Through all the downturns and scandals, he says private investors have defied many predictions by not panicking at the first signs of trouble.
"They didn't - it was professional investors who panicked and got out very quickly whereas fund investors have demonstrated more staying power than most people expected."
While there have been some withdrawals from managed funds, Phillips says they have been relatively limited.
Fund managers, whose fees are typically based on the value of the assets they manage, are suffering because those assets are now worth only a fraction of their previous value.
But Phillips says, "They're not hurting nearly as much as the brokerage houses - retail broking has just dried up completely."
Funds management firms are trimming back but they are not making heavy cuts, he says, and money management is "just one of the most profitable businesses imaginable".
He says one response to the market's plunge will be more fund managers offering performance-related fees.
In the recent past, rapidly-rising markets meant there was little demand for those fees, "so fund managers naturally didn't volunteer them. To me it just makes an awful lot of sense to align the management company's interest with investors and I think a performance-based fee is a great way to do that."
What about the eternal debate between "index" or "passive" managers, who slavishly follow a market index when buying or selling shares, and "active" managers, who try to pick and choose the best shares?
When markets were rising fast, and index funds were rising with them, many active managers forecast that the passive approach would come unstuck as soon as a bear market began.
Phillips says while it's true that recent years have seen more active managers beating the indexes, the bear market has not destroyed the appeal of the passive approach.
"Plus, there were a lot of [active] managers who had moved to a double weighting in technology ... who just did irreparable damage to their portfolios. So I don't think that active managers showed as well as they had promised they would show during this downturn."

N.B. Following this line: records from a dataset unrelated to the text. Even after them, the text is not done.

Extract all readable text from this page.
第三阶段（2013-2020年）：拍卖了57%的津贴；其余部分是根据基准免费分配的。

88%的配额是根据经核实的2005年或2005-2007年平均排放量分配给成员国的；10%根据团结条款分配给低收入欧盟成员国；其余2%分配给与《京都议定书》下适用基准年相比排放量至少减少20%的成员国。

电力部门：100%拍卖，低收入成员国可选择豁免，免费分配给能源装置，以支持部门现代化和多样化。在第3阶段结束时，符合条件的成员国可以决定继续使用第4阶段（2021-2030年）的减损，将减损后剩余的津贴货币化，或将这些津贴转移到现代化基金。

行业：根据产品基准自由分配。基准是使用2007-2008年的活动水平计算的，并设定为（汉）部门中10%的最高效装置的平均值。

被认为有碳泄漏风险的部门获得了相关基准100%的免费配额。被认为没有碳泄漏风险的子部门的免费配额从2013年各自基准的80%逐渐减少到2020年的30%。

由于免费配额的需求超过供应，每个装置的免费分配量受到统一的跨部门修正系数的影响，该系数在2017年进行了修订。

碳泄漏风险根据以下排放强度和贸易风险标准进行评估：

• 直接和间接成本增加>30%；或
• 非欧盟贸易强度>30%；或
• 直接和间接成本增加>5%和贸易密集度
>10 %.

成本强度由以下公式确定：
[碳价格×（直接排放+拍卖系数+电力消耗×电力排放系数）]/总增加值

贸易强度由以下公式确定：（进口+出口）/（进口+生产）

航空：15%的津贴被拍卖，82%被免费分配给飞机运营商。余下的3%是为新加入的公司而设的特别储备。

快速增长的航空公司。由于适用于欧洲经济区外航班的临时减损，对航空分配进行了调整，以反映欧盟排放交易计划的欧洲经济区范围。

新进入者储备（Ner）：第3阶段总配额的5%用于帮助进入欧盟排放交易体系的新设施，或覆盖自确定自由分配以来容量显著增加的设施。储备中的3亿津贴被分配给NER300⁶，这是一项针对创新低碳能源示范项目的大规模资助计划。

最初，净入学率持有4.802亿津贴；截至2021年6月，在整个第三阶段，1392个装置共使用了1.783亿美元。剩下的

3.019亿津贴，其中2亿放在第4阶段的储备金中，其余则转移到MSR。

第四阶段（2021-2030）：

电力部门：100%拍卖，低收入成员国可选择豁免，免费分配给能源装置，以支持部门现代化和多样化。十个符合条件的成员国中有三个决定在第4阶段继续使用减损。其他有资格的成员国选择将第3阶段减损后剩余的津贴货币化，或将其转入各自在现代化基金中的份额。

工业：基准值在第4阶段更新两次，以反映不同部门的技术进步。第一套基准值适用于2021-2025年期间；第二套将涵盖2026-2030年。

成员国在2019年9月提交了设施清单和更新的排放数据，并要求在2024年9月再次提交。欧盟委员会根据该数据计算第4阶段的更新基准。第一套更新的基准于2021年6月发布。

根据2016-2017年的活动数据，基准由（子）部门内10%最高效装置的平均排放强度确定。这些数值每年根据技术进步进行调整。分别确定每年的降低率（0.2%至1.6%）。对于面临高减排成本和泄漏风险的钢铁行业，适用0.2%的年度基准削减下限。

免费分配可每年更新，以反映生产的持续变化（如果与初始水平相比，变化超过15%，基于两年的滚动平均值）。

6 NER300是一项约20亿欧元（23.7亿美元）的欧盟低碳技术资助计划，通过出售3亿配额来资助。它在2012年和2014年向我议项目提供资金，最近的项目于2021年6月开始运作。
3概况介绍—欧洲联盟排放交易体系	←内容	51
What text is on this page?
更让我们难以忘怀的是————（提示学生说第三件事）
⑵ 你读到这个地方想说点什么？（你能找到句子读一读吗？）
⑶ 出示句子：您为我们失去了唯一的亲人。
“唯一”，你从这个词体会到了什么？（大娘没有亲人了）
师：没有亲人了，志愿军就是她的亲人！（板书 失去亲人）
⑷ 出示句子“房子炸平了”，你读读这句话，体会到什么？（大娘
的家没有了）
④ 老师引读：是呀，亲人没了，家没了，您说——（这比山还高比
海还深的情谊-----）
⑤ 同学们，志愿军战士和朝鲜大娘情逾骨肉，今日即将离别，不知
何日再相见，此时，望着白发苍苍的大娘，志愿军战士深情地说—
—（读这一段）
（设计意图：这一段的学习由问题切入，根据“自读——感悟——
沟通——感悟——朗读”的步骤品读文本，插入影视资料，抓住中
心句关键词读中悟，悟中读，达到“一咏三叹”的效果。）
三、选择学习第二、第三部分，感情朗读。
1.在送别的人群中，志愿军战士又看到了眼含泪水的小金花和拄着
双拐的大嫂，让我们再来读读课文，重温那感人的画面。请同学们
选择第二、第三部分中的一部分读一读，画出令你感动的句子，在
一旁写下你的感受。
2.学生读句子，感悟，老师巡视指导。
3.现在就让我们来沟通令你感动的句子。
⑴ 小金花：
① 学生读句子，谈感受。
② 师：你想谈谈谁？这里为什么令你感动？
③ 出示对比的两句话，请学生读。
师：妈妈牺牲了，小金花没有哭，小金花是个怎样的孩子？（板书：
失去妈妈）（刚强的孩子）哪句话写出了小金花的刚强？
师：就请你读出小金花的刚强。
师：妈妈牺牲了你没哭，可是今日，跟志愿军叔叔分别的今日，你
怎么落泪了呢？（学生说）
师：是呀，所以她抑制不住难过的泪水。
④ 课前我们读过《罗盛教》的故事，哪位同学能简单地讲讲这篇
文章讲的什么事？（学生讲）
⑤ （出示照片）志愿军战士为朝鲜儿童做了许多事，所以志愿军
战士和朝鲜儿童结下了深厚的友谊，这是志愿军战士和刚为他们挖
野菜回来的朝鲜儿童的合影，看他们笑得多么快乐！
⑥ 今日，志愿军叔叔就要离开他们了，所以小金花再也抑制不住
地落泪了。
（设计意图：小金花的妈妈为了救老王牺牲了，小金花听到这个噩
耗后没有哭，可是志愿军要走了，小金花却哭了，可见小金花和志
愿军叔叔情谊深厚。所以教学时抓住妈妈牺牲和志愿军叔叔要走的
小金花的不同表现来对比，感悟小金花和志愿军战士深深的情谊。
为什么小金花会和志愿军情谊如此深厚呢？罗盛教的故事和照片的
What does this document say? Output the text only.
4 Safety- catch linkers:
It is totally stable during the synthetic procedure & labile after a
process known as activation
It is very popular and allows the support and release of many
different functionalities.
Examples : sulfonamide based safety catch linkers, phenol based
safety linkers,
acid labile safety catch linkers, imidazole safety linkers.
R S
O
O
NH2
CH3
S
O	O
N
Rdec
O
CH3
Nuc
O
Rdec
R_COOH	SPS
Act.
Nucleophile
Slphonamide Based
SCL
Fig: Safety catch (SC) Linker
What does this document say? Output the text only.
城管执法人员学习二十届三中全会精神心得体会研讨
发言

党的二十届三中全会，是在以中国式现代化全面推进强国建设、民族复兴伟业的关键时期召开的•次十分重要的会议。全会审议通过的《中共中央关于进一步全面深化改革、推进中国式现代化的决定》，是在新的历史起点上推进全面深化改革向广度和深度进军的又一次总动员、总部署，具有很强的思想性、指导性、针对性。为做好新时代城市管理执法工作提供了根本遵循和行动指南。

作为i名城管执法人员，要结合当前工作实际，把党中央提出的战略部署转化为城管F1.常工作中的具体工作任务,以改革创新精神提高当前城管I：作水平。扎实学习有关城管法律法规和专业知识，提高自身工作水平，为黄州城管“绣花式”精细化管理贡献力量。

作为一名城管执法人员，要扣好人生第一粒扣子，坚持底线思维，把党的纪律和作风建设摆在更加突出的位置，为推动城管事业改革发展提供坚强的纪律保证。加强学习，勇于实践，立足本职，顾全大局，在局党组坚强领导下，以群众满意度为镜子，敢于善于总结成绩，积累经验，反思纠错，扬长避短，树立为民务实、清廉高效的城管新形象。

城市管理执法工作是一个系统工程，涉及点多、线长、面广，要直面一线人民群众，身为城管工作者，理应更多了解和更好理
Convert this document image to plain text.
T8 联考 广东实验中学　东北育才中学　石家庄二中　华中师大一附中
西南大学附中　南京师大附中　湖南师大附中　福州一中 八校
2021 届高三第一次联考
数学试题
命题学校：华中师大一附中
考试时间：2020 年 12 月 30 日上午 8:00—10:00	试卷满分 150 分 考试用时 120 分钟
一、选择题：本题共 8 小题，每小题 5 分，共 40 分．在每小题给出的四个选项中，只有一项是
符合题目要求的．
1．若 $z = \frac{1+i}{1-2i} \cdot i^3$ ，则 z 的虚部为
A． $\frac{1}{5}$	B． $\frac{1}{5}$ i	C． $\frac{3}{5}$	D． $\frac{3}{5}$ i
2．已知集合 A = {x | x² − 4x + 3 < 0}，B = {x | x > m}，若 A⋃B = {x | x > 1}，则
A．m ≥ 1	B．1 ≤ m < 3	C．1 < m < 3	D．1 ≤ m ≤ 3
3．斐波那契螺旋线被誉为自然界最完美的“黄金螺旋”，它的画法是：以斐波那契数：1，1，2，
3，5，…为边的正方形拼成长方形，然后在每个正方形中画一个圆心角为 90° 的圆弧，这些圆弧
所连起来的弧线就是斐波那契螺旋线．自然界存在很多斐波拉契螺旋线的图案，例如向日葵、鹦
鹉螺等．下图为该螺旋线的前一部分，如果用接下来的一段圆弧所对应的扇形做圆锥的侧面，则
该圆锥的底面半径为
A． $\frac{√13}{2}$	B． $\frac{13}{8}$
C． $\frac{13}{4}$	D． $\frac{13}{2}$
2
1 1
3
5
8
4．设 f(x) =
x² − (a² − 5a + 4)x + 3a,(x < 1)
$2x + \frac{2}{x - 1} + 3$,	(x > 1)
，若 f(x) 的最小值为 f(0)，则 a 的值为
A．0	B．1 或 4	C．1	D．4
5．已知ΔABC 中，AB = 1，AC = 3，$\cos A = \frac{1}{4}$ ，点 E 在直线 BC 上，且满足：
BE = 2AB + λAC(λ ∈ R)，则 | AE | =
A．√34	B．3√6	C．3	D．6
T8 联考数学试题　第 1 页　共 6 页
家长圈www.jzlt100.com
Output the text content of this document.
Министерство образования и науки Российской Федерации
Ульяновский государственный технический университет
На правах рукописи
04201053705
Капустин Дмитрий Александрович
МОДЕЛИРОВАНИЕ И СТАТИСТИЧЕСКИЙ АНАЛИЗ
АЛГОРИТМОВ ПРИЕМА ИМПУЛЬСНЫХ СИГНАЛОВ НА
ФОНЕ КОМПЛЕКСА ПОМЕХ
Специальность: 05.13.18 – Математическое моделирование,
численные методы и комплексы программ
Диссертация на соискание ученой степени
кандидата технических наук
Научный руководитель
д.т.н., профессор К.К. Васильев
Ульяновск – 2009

While he's keen on the passive approach as a low-cost way of investing, he's less keen on managers who are supposedly active but still allow an index to rule their investment decisions.
"You had lots of people who sheepishly had to admit Enron was 2 per cent of the S&P [Standard & Poor's 500 index] so we put 2 per cent of our fund there even though we never did any research or due diligence on it."
He is also concerned about the movement of investors' money into fixed-interest funds, and whether investors understand that even those supposedly safe havens can lose money.
That is likely to happen when US interest rates eventually start rising.
"It's one thing to lose money on a stockmarket fund ... but to lose money that you think is stable - especially if you're used to bank products - that's where the fund management industry has got itself in trouble. Any sort of loss in something that the investor has pigeonholed as a safe investment is viewed as a violation of trust."
As for the future of the sharemarket, he says the consensus in the US is that investors should expect returns of about 7 or 8 per cent in future.
"But that's in a low-inflation context so it's not a terrible result. It's something where you can make progress towards your long-term goals. But it also means that if you've got absolute returns lower like that, you've got to pay more attention to the cost of accessing those securities."